Thursday, August 6, 2015

Thursday, August 6th: Psalms 70-71, Acts 25 ~ Tammy

Today's passage from the Bible In a Year Reading Plan is Psalms 70-71; Acts 25

Psalm 71:19
Your righteousness, O God, reaches the high heavens.


How often do we view our sin less seriously than God does?  Probably all the time.  That sounds like an exaggeration, but we really have a very limited and finite understanding of true righteousness - the righteousness of God.  His holiness is beyond our comprehension.  And, to the extent we do recognize this, we try to minimize our own sin in order to make ourselves appear better than we are.  We don't like to admit our sin.  Yet it is crucial in order to understand grace.

This ties in to our NT passage as well.

Rayburn says this...
Pity the generation that hears about grace only and never understands the message because it never heard about the law.

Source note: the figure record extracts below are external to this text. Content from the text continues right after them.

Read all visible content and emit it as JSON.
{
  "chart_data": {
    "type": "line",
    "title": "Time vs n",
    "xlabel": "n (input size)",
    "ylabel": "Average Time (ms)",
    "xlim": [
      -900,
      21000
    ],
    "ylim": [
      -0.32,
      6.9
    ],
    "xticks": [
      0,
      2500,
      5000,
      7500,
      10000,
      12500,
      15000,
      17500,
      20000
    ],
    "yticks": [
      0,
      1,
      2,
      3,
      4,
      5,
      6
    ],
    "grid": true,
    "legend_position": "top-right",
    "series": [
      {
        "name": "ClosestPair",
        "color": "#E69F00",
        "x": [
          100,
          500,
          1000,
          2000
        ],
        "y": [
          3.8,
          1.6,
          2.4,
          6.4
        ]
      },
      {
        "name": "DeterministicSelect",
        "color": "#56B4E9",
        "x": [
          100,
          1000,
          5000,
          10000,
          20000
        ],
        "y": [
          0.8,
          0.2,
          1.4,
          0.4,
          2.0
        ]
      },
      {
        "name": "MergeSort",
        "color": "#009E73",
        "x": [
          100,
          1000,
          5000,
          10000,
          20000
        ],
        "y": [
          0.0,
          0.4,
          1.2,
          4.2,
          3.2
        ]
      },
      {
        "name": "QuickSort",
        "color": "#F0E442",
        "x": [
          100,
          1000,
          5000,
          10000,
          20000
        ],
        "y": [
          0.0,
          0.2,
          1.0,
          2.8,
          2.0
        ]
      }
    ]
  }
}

Grace is little more than leniency and has no saving power unless it reaches people in whom sin has sprung to life and they have died to complacency and self-sufficiency.

Unless you are forced to face the standards of divine holiness and see them reaching into your heart where you daily and hourly and moment by moment betray those standards, unless you see the living power of your own sin surfacing and asserting itself in the face of God's holy law, you will never appreciate how impossible it is for you to please God, how desperate you are for a righteousness you can in no way supply yourself, and how perfectly Jesus Christ, the Lamb of God meets your need.



Tomorrow's Bible In a Year Passage passage: Psalms 72-73; Acts 26

3 comments:

Nathan said...

This verse from Psalm 70:5 speaks to both what Rayburn says about out need for God and forgiveness, as well as King David pleading for help from God.

5 But I am poor and needy;
hasten to me, O God!
You are my help and my deliverer;
O Lord, do not delay!

I am an imperfect human that falls way short of what God desires out of me. Only through God's help, and forgiveness, can I get to where He wants me.

Pamela said...

O God, from my youth you have taught me,
and I still proclaim your wondrous deeds.
18 So even to old age and gray hairs,
O God, do not forsake me,
until I proclaim your might to another generation,
your power to all those to come.
19 Your righteousness, O God,
reaches the high heavens.
You who have done great things,
O God, who is like you?

The verse you mentioned stood out for me too. I thought of it also being not only about how we truly don't understand God's righteousness but also how we need God's grace from when we are young until we are old. Also, how important it is to teach our children about it so that they too might have an understanding.

Conrad said...

I also had the same scripture jump out to me that Nathan quoted. King David was a king and yet he realized his shortcomings and also knew he couldn't do all things on his own.

A good reminder for someone like me, who finds it difficult to ask others for assistance.